Se si chiamano caratteri, ci sarà un motivo. Sono loro che danno a un titolo, a un testo, al nostro messaggio il tone of voice. Non è solo un fatto estetico, ogni carattere ha il suo carattere: pacato o autoritario, lezioso o essenziale, dovrebbe essere quello più giusto per il nostro messaggio, e per il nostro cliente. E’ così che un testo parla al di là delle parole che usa. Senza essere un esperto, credo di essere uno dei copywriter più innamorati della tipografia in circolazione.

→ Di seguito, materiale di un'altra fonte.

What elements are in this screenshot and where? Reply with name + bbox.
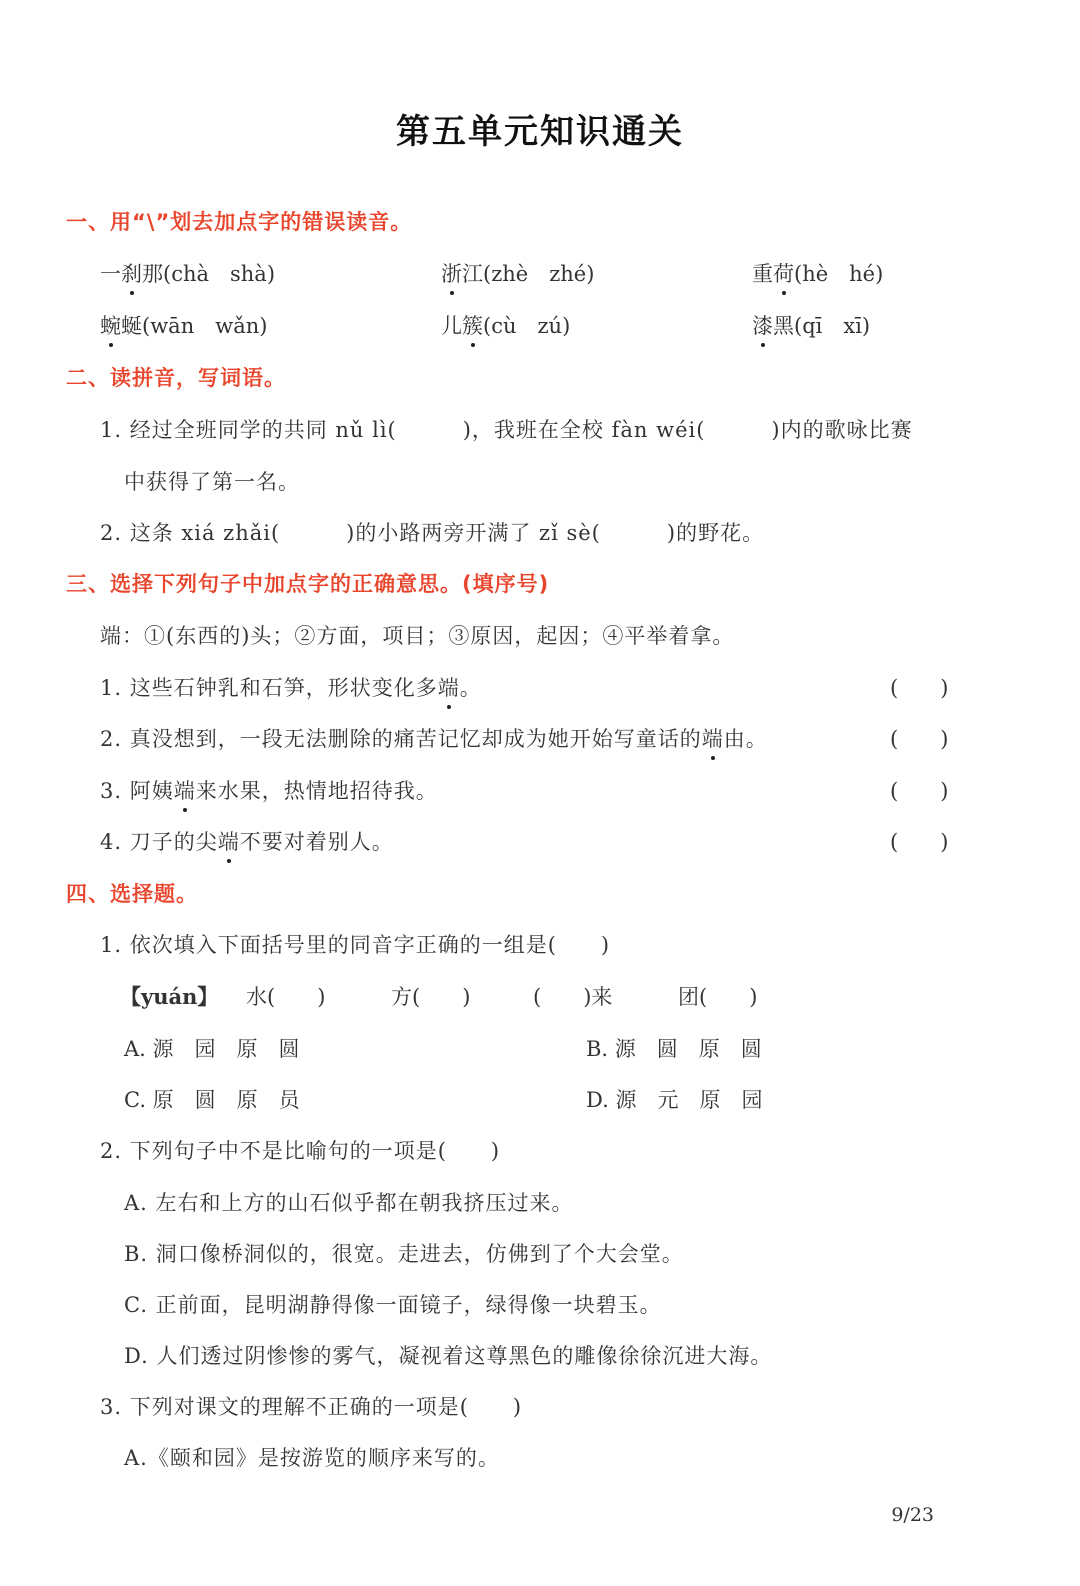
reading-item-3: 重荷(hè hé): [752, 258, 883, 288]
duan-definitions: 端：①(东西的)头；②方面，项目；③原因，起因；④平举着拿。: [100, 624, 735, 648]
answer-blank: ( ): [890, 676, 949, 700]
choice-question-3: 3. 下列对课文的理解不正确的一项是( ): [100, 1395, 523, 1419]
option-a: A. 左右和上方的山石似乎都在朝我挤压过来。: [124, 1191, 574, 1215]
pinyin-question-1-cont: 中获得了第一名。: [124, 470, 300, 494]
page-title: 第五单元知识通关: [396, 112, 684, 152]
dotted-char: 蜿: [100, 310, 121, 340]
meaning-question-2: 2. 真没想到，一段无法删除的痛苦记忆却成为她开始写童话的端由。: [100, 723, 768, 753]
choice-question-1: 1. 依次填入下面括号里的同音字正确的一组是( ): [100, 933, 611, 957]
dotted-char: 端: [438, 672, 460, 702]
option-d: D. 源 元 原 园: [586, 1088, 763, 1112]
option-b: B. 源 圆 原 圆: [586, 1037, 762, 1061]
section-2-heading: 二、读拼音，写词语。: [66, 366, 286, 390]
choice-question-2: 2. 下列句子中不是比喻句的一项是( ): [100, 1139, 501, 1163]
dotted-char: 刹: [121, 258, 142, 288]
pinyin-question-1: 1. 经过全班同学的共同 nǔ lì( )，我班在全校 fàn wéi( )内的歌咏比赛: [100, 418, 913, 442]
homophone-blank-3: ( )来: [533, 985, 613, 1009]
homophone-blank-4: 团( ): [678, 985, 758, 1009]
option-d: D. 人们透过阴惨惨的雾气，凝视着这尊黑色的雕像徐徐沉进大海。: [124, 1344, 773, 1368]
homophone-blank-1: 水( ): [246, 985, 326, 1009]
option-b: B. 洞口像桥洞似的，很宽。走进去，仿佛到了个大会堂。: [124, 1242, 684, 1266]
section-1-heading: 一、用“\”划去加点字的错误读音。: [66, 210, 413, 234]
option-c: C. 正前面，昆明湖静得像一面镜子，绿得像一块碧玉。: [124, 1293, 662, 1317]
reading-item-2: 浙江(zhè zhé): [441, 258, 594, 288]
dotted-char: 端: [702, 723, 724, 753]
option-a: A. 源 园 原 圆: [124, 1037, 300, 1061]
section-3-heading: 三、选择下列句子中加点字的正确意思。(填序号): [66, 572, 550, 596]
dotted-char: 簇: [462, 310, 483, 340]
option-c: C. 原 圆 原 员: [124, 1088, 300, 1112]
page-number: 9/23: [891, 1504, 934, 1526]
section-4-heading: 四、选择题。: [66, 882, 198, 906]
dotted-char: 浙: [441, 258, 462, 288]
homophone-blank-2: 方( ): [391, 985, 471, 1009]
dotted-char: 荷: [773, 258, 794, 288]
meaning-question-4: 4. 刀子的尖端不要对着别人。: [100, 826, 394, 856]
dotted-char: 端: [174, 775, 196, 805]
pinyin-question-2: 2. 这条 xiá zhǎi( )的小路两旁开满了 zǐ sè( )的野花。: [100, 521, 765, 545]
answer-blank: ( ): [890, 727, 949, 751]
option-a: A.《颐和园》是按游览的顺序来写的。: [124, 1446, 500, 1470]
meaning-question-3: 3. 阿姨端来水果，热情地招待我。: [100, 775, 438, 805]
answer-blank: ( ): [890, 830, 949, 854]
answer-blank: ( ): [890, 779, 949, 803]
reading-item-5: 儿簇(cù zú): [441, 310, 570, 340]
reading-item-4: 蜿蜒(wān wǎn): [100, 310, 267, 340]
pinyin-label: 【yuán】: [120, 984, 219, 1009]
dotted-char: 端: [218, 826, 240, 856]
reading-item-1: 一刹那(chà shà): [100, 258, 275, 288]
reading-item-6: 漆黑(qī xī): [752, 310, 870, 340]
meaning-question-1: 1. 这些石钟乳和石笋，形状变化多端。: [100, 672, 482, 702]
dotted-char: 漆: [752, 310, 773, 340]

Il Futura è un carattere senza tempo. Figlio dell’avanguardia razionalista degli anni ’20, e della tendenza a ricondurre le forme dell’architettura e del design alle loro componenti elementari, nasce quando il grafico tedesco Paul Renner vede i disegni di un alfabeto che il suo allievo Ferdinand Kramer aveva disegnato per l’insegna della cappelleria del padre, come racconta Giovanni Lussu nell’affascinante “Caratteri eminenti” (Farsi un libro, Biblioteca del Vascello, 1990). Il giovane Kramer aveva frequentato la Bauhaus, e Renner è affascinato dal rigore e dall’equilibrio del carattere. Ma c’è un problema: Kramer ne ha disegnato solo le maiuscole e le cifre. Renner si mette al lavoro sulle minuscole, ma il compito è più arduo del previsto: il rigore geometrico delle maiuscole (come la O perfettamente circolare, o lo spessore del tratto sempre costante) non funziona nelle minuscole, le rende rigide e poco leggibili. Alla fine, vincerà il compromesso, e il Futura – prodotto a partire dal 1927 – verrà trionfalmente presentato da Renner alla Triennale di Milano del 1933.
Fu un grande successo, le sue linee pulite ed essenziali sono entrate nella storia della tipografia. Fu il Futura che scelse l’art director Helmut Krone per il format grafico delle leggendarie campagne Volkswagen: una scelta che ha resistito dal 1959 fino a oggi (Bold per i titoli, Book per i testi). Molti marchi importanti lo hanno adottato come proprio carattere istituzionale (in Italia, Banca Popolare di Milano, Rai e Trenitalia, oltre al nostro cliente Università di Pavia, nella versione Light tutto maiuscolo). Come avere ottantasei anni, e portarli splendidamente.
E ora, pubblicità.
Ho 652 anni, non ho un buon carattere, anzi ho certamente un caratteraccio. I miei caratteri genetici sono scritti in indecifrabili segni che si stratificano e mutano nei secoli, sono stati incisi in bassorilievo, stampati in caratteri mobili, trasmessi in bit. Ho un carattere antico e leggero, essenziale, elegante e un po’ altero, di razza. Un carattere universale che invita all’ottimismo, con quel suo nome, Futura, che in realtà ha radici profonde. Come me.